Findings partially supported the hypotheses. Both treatments were intended to outperform WL; CBT clearly did so on multiple domains (GAD severity, pathological worry, somatic symptoms, global improvement), whereas AR showed limited superiority over WL (GAD severity only), potentially influenced by unusually large WL improvements. Direct CBT vs AR comparisons suggested broadly similar short-term and long-term outcomes across specific symptom measures, with CBT showing greater global improvement at posttreatment. Over follow-up, CBT uniquely demonstrated continued gains in worry, trait anxiety, and global improvement, consistent with a model positing lasting changes as patients increasingly engage with uncertainty across real-world contexts. AR participants maintained gains without evidence of relapse. Overall, direct comparisons indicate equivalence, but comparisons to WL and to no-change trajectories provide stronger support for the efficacy and sustained benefits of CBT. Clinically, results endorse both modalities for GAD, with CBT offering potential added value in continued posttreatment improvement.

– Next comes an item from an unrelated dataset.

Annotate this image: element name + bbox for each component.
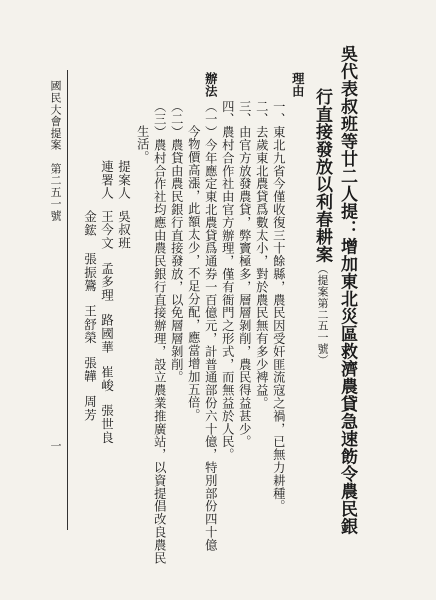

This trial demonstrates that both a GAD-specific CBT targeting intolerance of uncertainty and applied relaxation are efficacious for adults with primary GAD. In direct comparisons, outcomes are largely similar; however, CBT shows broader superiority over wait-list and uniquely supports continued improvement in worry, trait anxiety, and global clinical status over two years. The study contributes evidence for the sustainability and breadth of benefits of mechanism-focused CBT. Future research should refine CBT to address interactions between intolerance of uncertainty and fear of anxiety, test with larger samples, include multiple therapists, and assess therapist competency to enhance generalizability and interpretability of treatment effects.

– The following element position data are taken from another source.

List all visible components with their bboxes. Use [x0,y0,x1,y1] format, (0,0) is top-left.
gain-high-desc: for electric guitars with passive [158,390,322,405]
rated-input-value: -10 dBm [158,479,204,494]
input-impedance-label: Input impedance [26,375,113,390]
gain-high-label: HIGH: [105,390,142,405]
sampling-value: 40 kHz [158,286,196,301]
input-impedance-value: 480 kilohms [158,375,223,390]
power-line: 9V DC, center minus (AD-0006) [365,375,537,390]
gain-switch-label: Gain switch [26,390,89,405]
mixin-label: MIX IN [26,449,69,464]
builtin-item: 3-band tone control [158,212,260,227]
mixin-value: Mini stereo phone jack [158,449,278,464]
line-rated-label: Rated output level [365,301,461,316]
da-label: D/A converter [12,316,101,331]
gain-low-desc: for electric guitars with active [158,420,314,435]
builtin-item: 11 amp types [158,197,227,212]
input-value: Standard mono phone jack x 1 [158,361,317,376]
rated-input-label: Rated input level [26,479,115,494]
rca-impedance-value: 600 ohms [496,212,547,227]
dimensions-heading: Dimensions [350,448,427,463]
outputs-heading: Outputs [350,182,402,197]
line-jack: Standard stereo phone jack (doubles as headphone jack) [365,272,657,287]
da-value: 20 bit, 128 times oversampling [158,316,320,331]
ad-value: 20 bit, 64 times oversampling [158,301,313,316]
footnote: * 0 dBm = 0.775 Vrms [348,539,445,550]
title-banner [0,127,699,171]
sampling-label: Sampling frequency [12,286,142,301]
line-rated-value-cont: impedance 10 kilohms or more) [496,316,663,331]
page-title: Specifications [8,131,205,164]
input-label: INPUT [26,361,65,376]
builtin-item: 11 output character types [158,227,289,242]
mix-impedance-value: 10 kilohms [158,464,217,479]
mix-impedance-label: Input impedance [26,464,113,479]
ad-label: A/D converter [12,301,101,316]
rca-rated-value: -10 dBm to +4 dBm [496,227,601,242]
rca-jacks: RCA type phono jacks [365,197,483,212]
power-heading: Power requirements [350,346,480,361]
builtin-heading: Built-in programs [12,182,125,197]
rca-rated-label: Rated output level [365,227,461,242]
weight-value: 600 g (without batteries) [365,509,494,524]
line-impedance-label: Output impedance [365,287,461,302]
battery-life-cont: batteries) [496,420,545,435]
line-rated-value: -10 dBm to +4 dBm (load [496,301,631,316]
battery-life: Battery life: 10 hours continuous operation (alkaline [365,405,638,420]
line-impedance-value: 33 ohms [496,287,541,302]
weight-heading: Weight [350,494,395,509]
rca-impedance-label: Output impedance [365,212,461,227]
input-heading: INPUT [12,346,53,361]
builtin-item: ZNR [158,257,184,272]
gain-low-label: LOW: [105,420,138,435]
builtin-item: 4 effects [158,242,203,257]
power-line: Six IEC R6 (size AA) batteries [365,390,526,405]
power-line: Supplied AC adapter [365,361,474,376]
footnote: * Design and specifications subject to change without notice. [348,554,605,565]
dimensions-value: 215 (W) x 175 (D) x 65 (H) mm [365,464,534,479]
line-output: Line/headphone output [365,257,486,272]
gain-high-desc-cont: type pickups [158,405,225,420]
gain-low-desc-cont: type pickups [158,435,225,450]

Potential allegiance effects given the development of the CBT by the first author; efforts to mitigate (blinded assessors, non-CBT-trained therapist, dual supervision) may not eliminate bias. Single therapist treated most participants, limiting generalizability and preventing assessment of therapist effects; therapist competency was not measured (only integrity), which constrains interpretation. Diagnostic reliability concerns: ADIS-IV administered only to patients with GAD on the MINI may introduce demand characteristics; assessors knew inclusion criteria (≥2-point CSR difference), potentially influencing ratings. Sample size relatively small for some analyses. Unusually large improvements in the wait-list group may have reduced the ability to detect superiority of active treatments on certain outcomes.